What is the ecological footprint of your lunch today? Seriously, think about what you brought with you, or where you went out to today. How much land was required to grow the crops or raise the animals involved? How much water did they require? What additional processes go into that food beyond just growing it, like the oil burned to ship ingredients to you?
If you live in Tucson or in Hermosillo (or really in any city with increasing food cart culture now), your routine might include a visit to the nearest taco cart for some carne asada. And a team of researchers have now calculated the ecological footprint of all the carne asada from taco carts in Hermosillo. Their results will appear in a special issue of the Journal of the Southwest this fall.
Carne asada, as I recently learned from two of the authors, Nemer Narchi of ColMich and Alberto Burquez of UNAM in a presentation about their research, has a more specific cultural history and context than just beef that is grilled. This particularly North Mexican dish is a specific process of grilling beef on mesquite charcoal and is a relatively recent culinary invention dating from Jesuit arrival. Carne asada is typically served on wheat tortillas instead of corn tortillas. The article traces the way cattle and wheat together were major agricultural introductions that settled a traditionally nomadic indigenous dominated north, allowing it to be incorporated into the centralized Mexican state. As mining and cattle culture spread, carne asada served alongside tortillas and salsas was born from family celebrations after butchering cattle to serve miners in mining camps. As the population of Northern Mexico became more urban, unemployed butchers during recession cycles opened mobile restaurants serving snack-sized combinations of these ingredients: the taco carts.

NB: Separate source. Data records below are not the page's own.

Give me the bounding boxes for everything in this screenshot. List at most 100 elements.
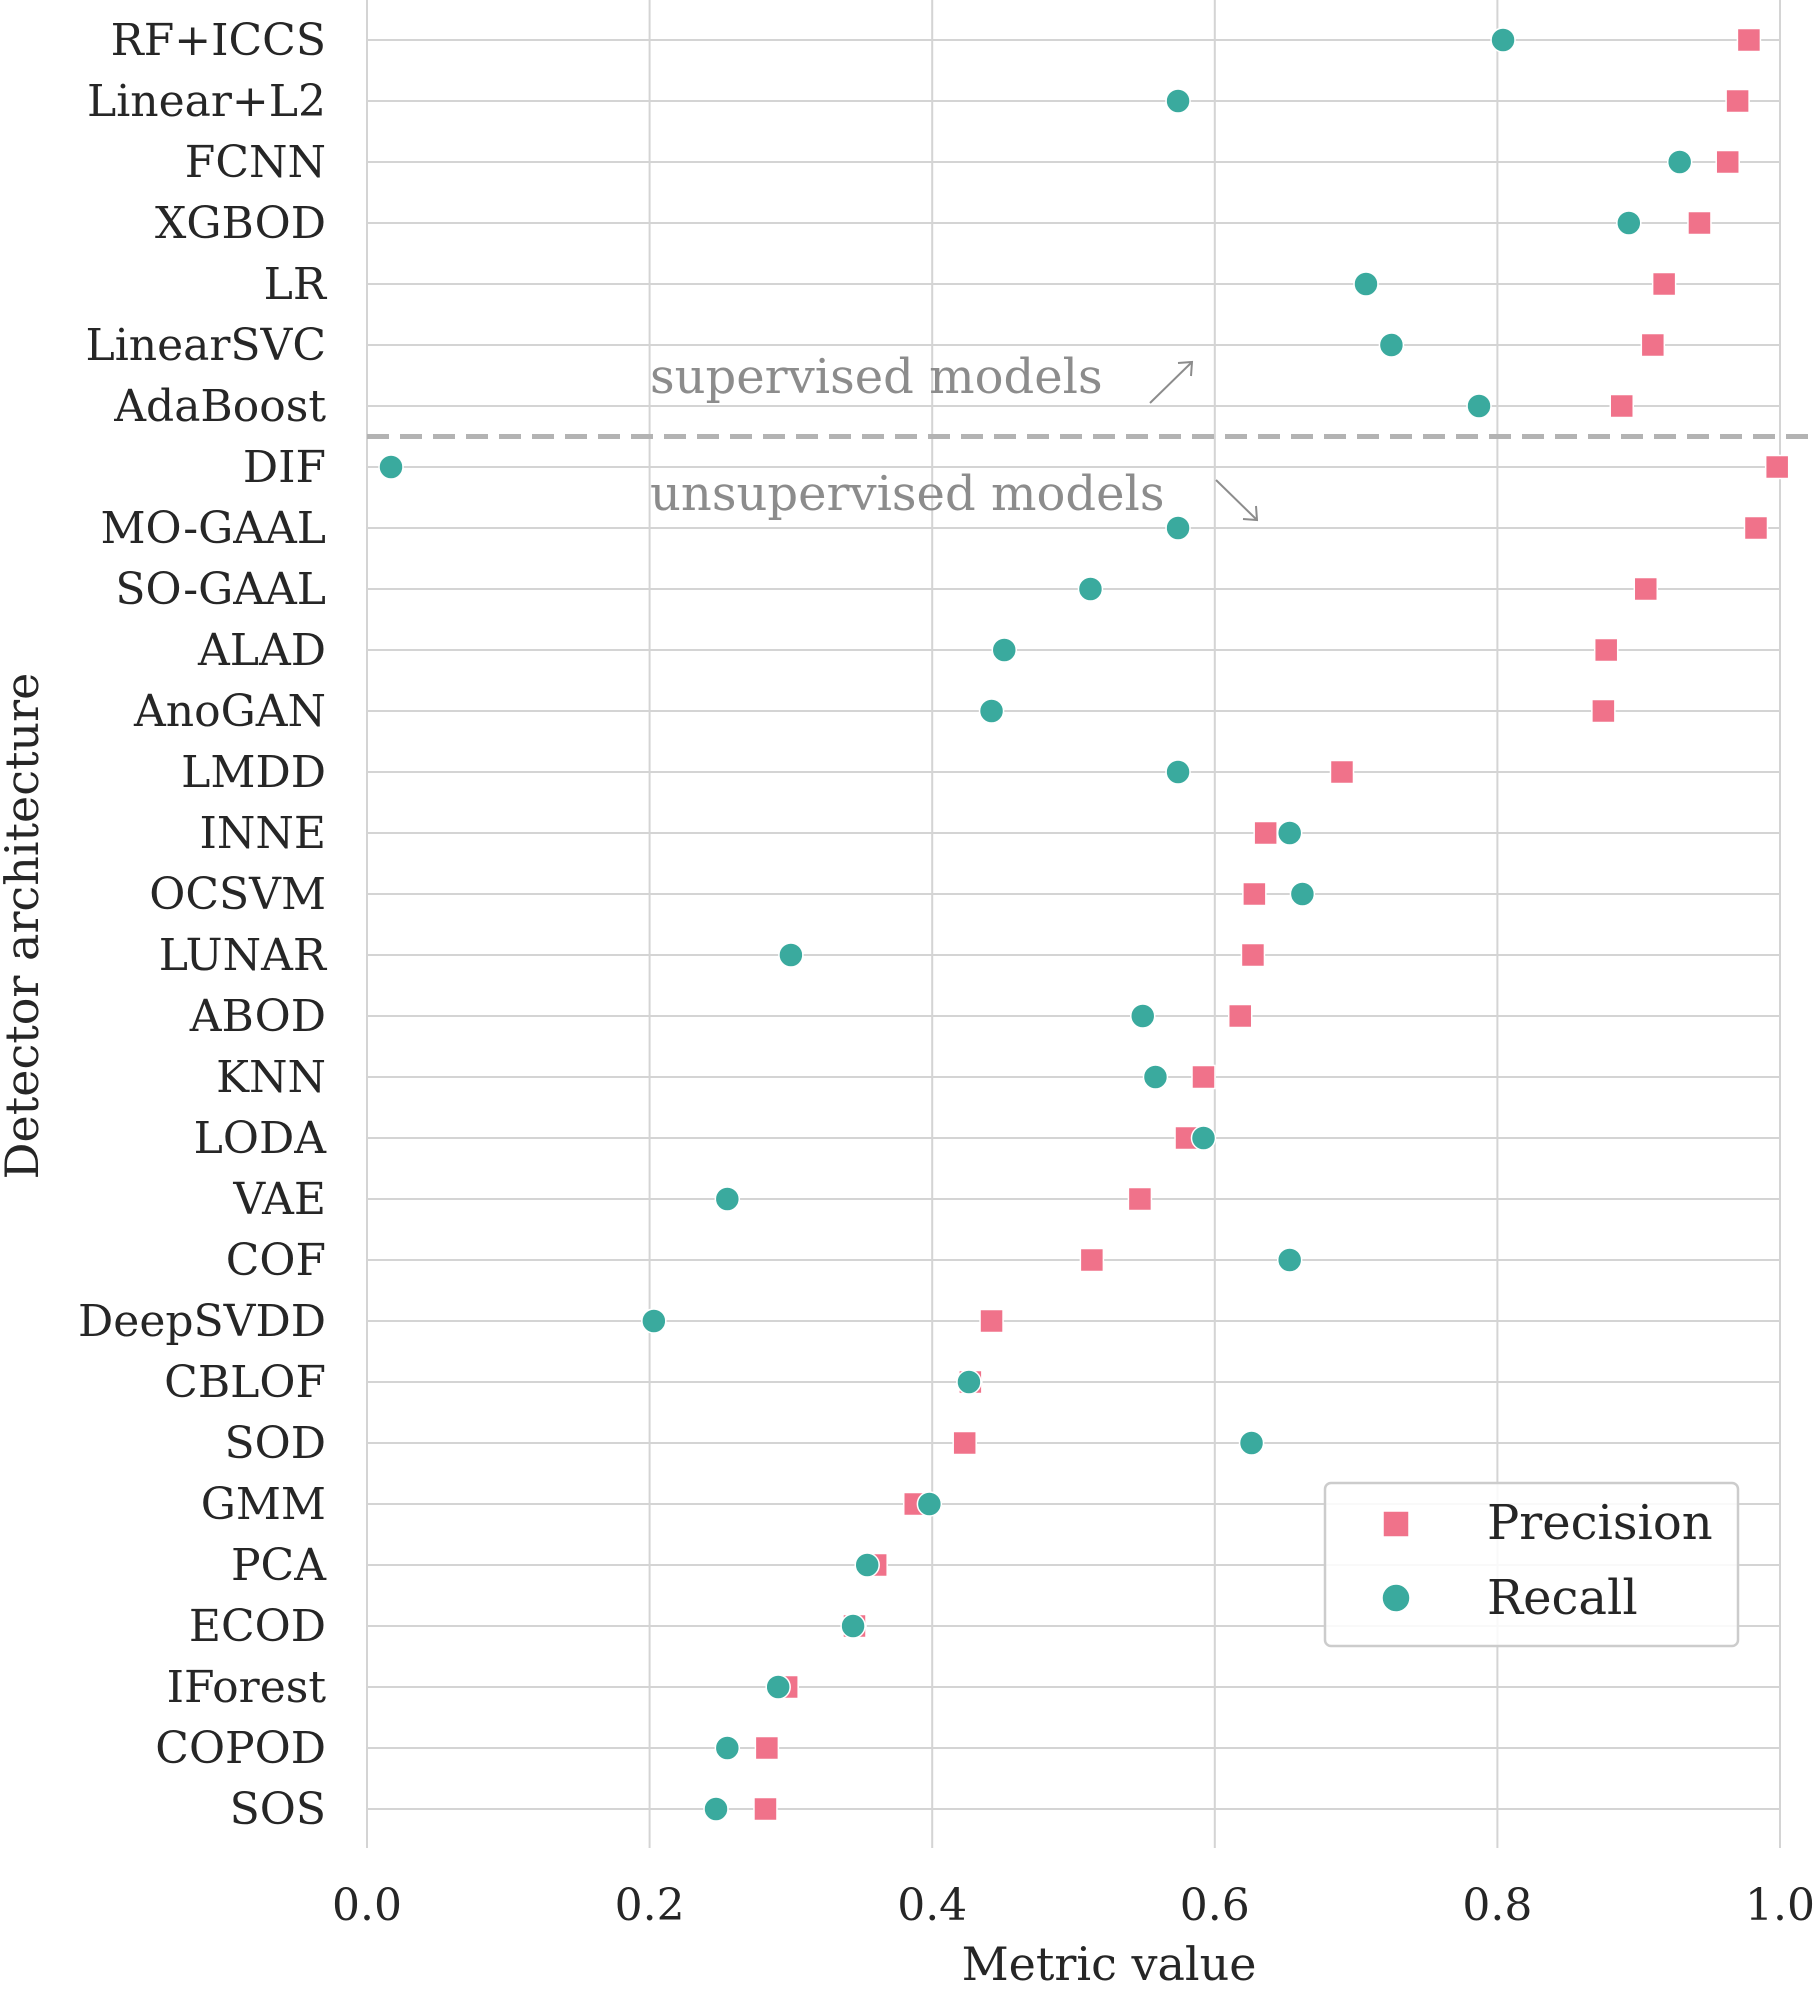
precision-marker	[1640, 332, 1666, 358]
y-tick-label: ECOD	[189, 1601, 326, 1652]
recall-marker	[1276, 1247, 1303, 1273]
y-tick-label: LR	[264, 259, 328, 310]
precision-marker	[1253, 820, 1278, 846]
precision-marker	[1079, 1247, 1105, 1273]
y-tick-label: FCNN	[185, 137, 326, 188]
precision-marker	[1227, 1003, 1253, 1029]
recall-marker	[714, 1735, 741, 1761]
precision-marker	[1725, 88, 1750, 114]
recall-marker	[703, 1796, 729, 1822]
y-tick-label: DeepSVDD	[78, 1296, 326, 1347]
recall-marker	[714, 1186, 741, 1212]
precision-marker	[1591, 698, 1616, 724]
recall-marker	[1077, 576, 1104, 602]
recall-marker	[1466, 393, 1492, 419]
recall-marker	[1353, 271, 1379, 297]
legend-box	[1323, 1481, 1740, 1648]
recall-marker	[641, 1308, 667, 1334]
x-tick-label: 0.0	[332, 1880, 402, 1931]
x-axis-title: Metric value	[962, 1937, 1257, 1991]
annotation-supervised: supervised models	[650, 349, 1103, 405]
y-tick-label: AnoGAN	[133, 686, 326, 737]
annotation-unsupervised: unsupervised models	[650, 466, 1164, 522]
y-tick-labels: RF+ICCS Linear+L2 FCNN XGBOD LR LinearSVC AdaB…	[78, 15, 328, 1835]
precision-marker	[1593, 637, 1619, 663]
precision-marker	[952, 1430, 977, 1456]
recall-marker	[1238, 1430, 1265, 1456]
recall-marker	[1490, 27, 1516, 53]
arrowhead-up-right-icon	[1177, 360, 1194, 377]
precision-marker	[753, 1796, 778, 1822]
precision-marker	[1242, 881, 1267, 907]
x-tick-label: 0.4	[897, 1880, 967, 1931]
y-tick-label: LUNAR	[159, 930, 328, 981]
y-tick-label: GMM	[201, 1479, 326, 1530]
recall-marker	[1276, 820, 1303, 846]
y-tick-label: ALAD	[197, 625, 326, 676]
legend-recall-swatch	[1381, 1583, 1411, 1613]
y-tick-label: LinearSVC	[85, 320, 326, 371]
recall-marker	[916, 1491, 943, 1517]
data-markers	[378, 27, 1790, 1822]
recall-marker	[1616, 210, 1642, 236]
recall-marker	[1165, 515, 1191, 541]
recall-marker	[1165, 759, 1191, 785]
recall-marker	[1190, 1125, 1217, 1151]
legend-recall-label: Recall	[1487, 1570, 1638, 1626]
recall-marker	[1289, 881, 1316, 907]
precision-marker	[1633, 576, 1659, 602]
y-tick-label: SOD	[225, 1418, 327, 1469]
y-tick-label: Linear+L2	[87, 76, 326, 127]
y-tick-label: MO-GAAL	[100, 503, 326, 554]
y-axis-title: Detector architecture	[0, 673, 49, 1180]
y-tick-label: LMDD	[181, 747, 326, 798]
annotations: supervised models unsupervised models	[650, 349, 1259, 522]
legend-precision-label: Precision	[1487, 1495, 1713, 1551]
y-tick-label: PCA	[231, 1540, 327, 1591]
precision-marker	[1736, 27, 1762, 53]
precision-marker	[1687, 210, 1712, 236]
precision-marker	[979, 1308, 1004, 1334]
legend: Precision Recall	[1323, 1481, 1740, 1648]
recall-marker	[978, 698, 1005, 724]
x-tick-labels: 0.0 0.2 0.4 0.6 0.8 1.0	[332, 1880, 1815, 1931]
precision-marker	[1743, 515, 1769, 541]
grid-lines	[366, 0, 1781, 1848]
recall-marker	[1378, 332, 1405, 358]
y-tick-label: OCSVM	[149, 869, 326, 920]
recall-marker	[854, 1552, 880, 1578]
y-tick-label: XGBOD	[155, 198, 326, 249]
x-tick-label: 0.2	[615, 1880, 685, 1931]
legend-precision-swatch	[1382, 1510, 1410, 1538]
y-tick-label: DIF	[243, 442, 326, 493]
recall-marker	[778, 942, 804, 968]
precision-marker	[1609, 393, 1634, 419]
y-tick-label: CBLOF	[164, 1357, 326, 1408]
y-tick-label: IForest	[167, 1662, 327, 1713]
y-tick-label: SO-GAAL	[115, 564, 326, 615]
arrowhead-down-right-icon	[1242, 505, 1259, 522]
y-tick-label: COPOD	[155, 1723, 326, 1774]
y-tick-label: INNE	[200, 808, 327, 859]
precision-marker	[1127, 1186, 1153, 1212]
recall-marker	[1129, 1003, 1156, 1029]
y-tick-label: AdaBoost	[113, 381, 326, 432]
arrow-down-right-icon	[1215, 479, 1258, 521]
recall-marker	[378, 454, 404, 480]
x-tick-label: 0.8	[1462, 1880, 1532, 1931]
y-tick-label: VAE	[232, 1174, 326, 1225]
precision-marker	[1651, 271, 1677, 297]
arrow-up-right-icon	[1149, 361, 1193, 404]
precision-marker	[1240, 942, 1266, 968]
x-tick-label: 1.0	[1745, 1880, 1815, 1931]
y-tick-label: COF	[226, 1235, 326, 1286]
y-tick-label: RF+ICCS	[111, 15, 326, 66]
y-tick-label: LODA	[194, 1113, 328, 1164]
y-tick-label: ABOD	[189, 991, 326, 1042]
recall-marker	[1666, 149, 1693, 175]
y-tick-label: SOS	[230, 1784, 326, 1835]
recall-marker	[956, 1369, 982, 1395]
recall-marker	[840, 1613, 866, 1639]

The researchers then calculate the environmental and socioeconomic costs of the industry that has formed to produce the now ingrained culinary traditions. When you eat carne asada from a taco cart in Hermosillo, the cattle were likely raised on the extensive ranches surrounding the city. Throughout the state of Sonora, ranch lands are being converted from native Sonoran Desert thornscrub plants, including native grasses, to bulldozed and planted pastures of a grass introduced from Africa, known as buffel grass (Pennisetum ciliare). Yes, this is the grass that I have been studying for a good part of my dissertation research. It has a large effect on the native plant species. Between the bulldozing, the buffel grass planting, the water required, and the potential erosion and other effects of overgrazing, cattle ranching in Sonora to produce the legendary carne asada can have a heavy footprint, as well as a large one.
And then you must consider the wheat grown to produce the tortillas. And the native mesquite trees cut, frequently from ecologically fragile riparian areas, to produce the mesquite charcoal used to grill the beef. So what is the final footprint? You’ll have to check out their article this fall or some recent press coverage for more details.
But almost more importantly, this research focuses on the footprint of everyday objects, and provides a model for how to start researching that. You can plug your life statistics into online calculators to find out your overall ecological footprint, but it feels a little more abstract than knowing what this one taco required some specific amount of acreage and, increasingly importantly, some specific amount of water. They also examine why that footprint is what it is, what social and economic choices and policies and trends shaped that footprint.
What are the footprints of the small pleasures and cultural anchors of your daily life? What would be your taco cart if you were to follow the lead of Nemer, Alberto, and their coauthors, to find out what something you consume regularly costs ecologically and why it is made that way?